The Goldwater Institute published my new policy analysis, “Predators, Not Protectors: How Asset Forfeiture Undermines the Legitimacy of Government” this week. In it I argue that civil asset forfeiture doesn’t just violate basic principles of due process but undermines’ the government’s claim to political legitimacy, by giving citizens good reason to think of law enforcement as a predator or an occupier rather than a force devoted to preserving the peace. I point out that the Constitution was written to prevent the governing powers from using their authority to enrich those in power, and that asset forfeiture, by allowing government to fund itself not through democratically-enacted taxes, but through targeted extractions of wealth from people who have committed no harms, crosses that line.
Government legitimacy is to be distinguished from “police legitimacy,” a related concept that assesses the people’s willingness to accept and cooperate with law enforcement. Many scholars have pointed out that forfeiture practices undermine police legitimacy, especially in poor communities that see a lot of arbitrary policing, and that this leads to vigilantism and cynicism toward the police. I take this one step further and argue that this cynicism, when well-grounded, is a factor that can render the government itself illegitimate—a point the American founding fathers understood, given that they were familiar with (and abhorred) asset forfeiture practices.
Excerpt:
Because [forfeiture] admiralty cases were not considered criminal cases, they were not governed by the same standards of fairness that apply to criminal law. Courts could simply confiscate a ship belonging to an owner who had committed no crime or was unaware that a crime had been committed. Owners were not entitled to the presumption of innocence or to jury trials….
America’s Founding Fathers regarded admiralty law with suspicion for just this reason. Many of them experienced its harshness themselves. In the 1760s, when the Parliament adopted the Stamp Act, the Sugar Act, and the Townshend Acts, all of which imposed burdensome taxes on the American colonies, it also expanded the power of the British admiralty courts to enforce these measures. This meant admiralty courts could preside over cases not involving the high seas—with the result that Americans would be denied the procedural rights they were usually entitled to, would not be entitled to trial by jury, and would be presumed guilty until they proved themselves innocent. Admiralty judges were even paid commissions based on the forfeitures they imposed, meaning that if they upheld the confiscation, they received a cut of the property.

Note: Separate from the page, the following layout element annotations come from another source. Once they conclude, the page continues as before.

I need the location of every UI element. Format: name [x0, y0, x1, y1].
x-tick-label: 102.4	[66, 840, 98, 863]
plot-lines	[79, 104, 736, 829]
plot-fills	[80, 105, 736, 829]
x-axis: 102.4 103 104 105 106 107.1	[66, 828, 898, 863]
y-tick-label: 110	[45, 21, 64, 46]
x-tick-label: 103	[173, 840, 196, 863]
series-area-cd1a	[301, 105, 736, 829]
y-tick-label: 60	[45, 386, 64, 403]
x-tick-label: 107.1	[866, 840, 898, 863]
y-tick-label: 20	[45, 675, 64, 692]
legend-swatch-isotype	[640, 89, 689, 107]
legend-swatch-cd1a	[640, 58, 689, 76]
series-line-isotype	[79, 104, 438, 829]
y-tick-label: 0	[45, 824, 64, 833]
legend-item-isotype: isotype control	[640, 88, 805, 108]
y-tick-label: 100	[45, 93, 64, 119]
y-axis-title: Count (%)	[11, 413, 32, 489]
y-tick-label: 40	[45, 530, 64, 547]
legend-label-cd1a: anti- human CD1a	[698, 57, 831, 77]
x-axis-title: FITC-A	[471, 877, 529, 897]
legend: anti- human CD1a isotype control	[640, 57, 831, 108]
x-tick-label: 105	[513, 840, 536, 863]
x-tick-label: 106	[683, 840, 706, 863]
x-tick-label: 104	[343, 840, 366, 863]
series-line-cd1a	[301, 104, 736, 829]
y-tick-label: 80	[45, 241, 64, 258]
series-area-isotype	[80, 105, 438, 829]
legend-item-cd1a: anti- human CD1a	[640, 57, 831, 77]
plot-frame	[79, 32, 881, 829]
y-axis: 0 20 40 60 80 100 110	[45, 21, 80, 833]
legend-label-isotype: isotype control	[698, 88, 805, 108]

The American patriots objected that expanding the admiralty system violated the Magna Carta’s protections for due process, and they even referred to these courts in the Declaration of Independence itself when they complained that the British monarchy had “subject[ed] us to a jurisdiction foreign to our constitution and unacknowledged by our laws,” and had “depriv[ed] us, in many cases, of the benefits of trial by jury.” In fact, John Adams called the expansion of the admiralty courts “the most grievous” of all the abuses the crown imposed before the Revolution.